John Van Denburgh was an American herpetologist from California.

Frederic Leonard Washburn was an American zoologist. Born in Brookline, Massachusetts, he earned a B.A. (1882) and M.A. (1895) from Harvard University. Between 1888 and 1902 he was professor at Oregon State Agricultural College and biologist for the State of Oregon. He was Minnesota State Entomologist, professor, and chief of the Division of Entomology at University of Minnesota from 1902 to 1918. He was the 1911 president of the American Association of Economic Entomologists was made a fellow of the Entomological Society of America in 1924. His books include Injurious Insects and Useful Birds, and Insects of Minnesota.

Harris Hawthorne Wilder was an American zoologist and anatomist. He was professor of zoology at Smith College in Massachusetts, where for 36 years until his death. He was the first American to study dermatoglyphics, the study of skin ridges and fingerprints, and this along with his studies of facial reconstruction placed him among the pioneers of fingerprint analysis and forensic sciences.

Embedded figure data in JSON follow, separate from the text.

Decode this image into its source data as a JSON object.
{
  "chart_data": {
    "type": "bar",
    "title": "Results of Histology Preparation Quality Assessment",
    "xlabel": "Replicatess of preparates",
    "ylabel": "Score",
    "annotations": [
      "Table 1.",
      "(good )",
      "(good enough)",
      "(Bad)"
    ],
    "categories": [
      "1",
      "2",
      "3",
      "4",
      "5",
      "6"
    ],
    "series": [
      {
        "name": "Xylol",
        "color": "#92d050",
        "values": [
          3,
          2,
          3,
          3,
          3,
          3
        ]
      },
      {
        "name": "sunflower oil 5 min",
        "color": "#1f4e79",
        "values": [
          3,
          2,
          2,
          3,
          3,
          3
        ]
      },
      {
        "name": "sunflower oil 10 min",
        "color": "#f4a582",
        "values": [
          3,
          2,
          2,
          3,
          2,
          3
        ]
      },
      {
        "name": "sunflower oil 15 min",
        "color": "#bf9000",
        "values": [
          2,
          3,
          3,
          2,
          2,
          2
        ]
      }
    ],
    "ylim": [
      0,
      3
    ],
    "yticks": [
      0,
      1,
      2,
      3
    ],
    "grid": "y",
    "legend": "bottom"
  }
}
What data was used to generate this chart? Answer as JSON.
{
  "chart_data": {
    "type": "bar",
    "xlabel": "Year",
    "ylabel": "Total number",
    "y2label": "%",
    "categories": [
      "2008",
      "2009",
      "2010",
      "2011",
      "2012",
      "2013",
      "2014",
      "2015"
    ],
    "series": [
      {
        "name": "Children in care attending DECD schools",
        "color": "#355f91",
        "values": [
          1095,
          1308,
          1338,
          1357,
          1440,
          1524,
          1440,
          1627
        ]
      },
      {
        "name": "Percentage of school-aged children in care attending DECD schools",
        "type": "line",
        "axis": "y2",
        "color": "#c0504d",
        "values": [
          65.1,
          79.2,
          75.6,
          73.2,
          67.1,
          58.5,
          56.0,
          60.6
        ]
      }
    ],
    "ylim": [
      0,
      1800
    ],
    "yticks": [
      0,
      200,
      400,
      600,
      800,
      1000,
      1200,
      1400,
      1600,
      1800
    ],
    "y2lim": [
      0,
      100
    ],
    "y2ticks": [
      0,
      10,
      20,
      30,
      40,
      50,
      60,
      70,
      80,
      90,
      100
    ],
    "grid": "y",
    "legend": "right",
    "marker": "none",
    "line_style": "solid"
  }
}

Martha Burton Woodhead Williamson (1843–1922) was an American malacologist and journalist. She was a founding member of the American Association of Conchologists and vice president of the Historical Society of Southern California, as well as the second president of the Southern California Press Club.

Casey Albert Wood was a Canadian ophthalmologist and comparative zoologist who studied aspects of animal vision especially those of birds. He collected books on birds and zoology and helped establish the Blacker-Wood collection in zoology and ornithology at the McGill University Library.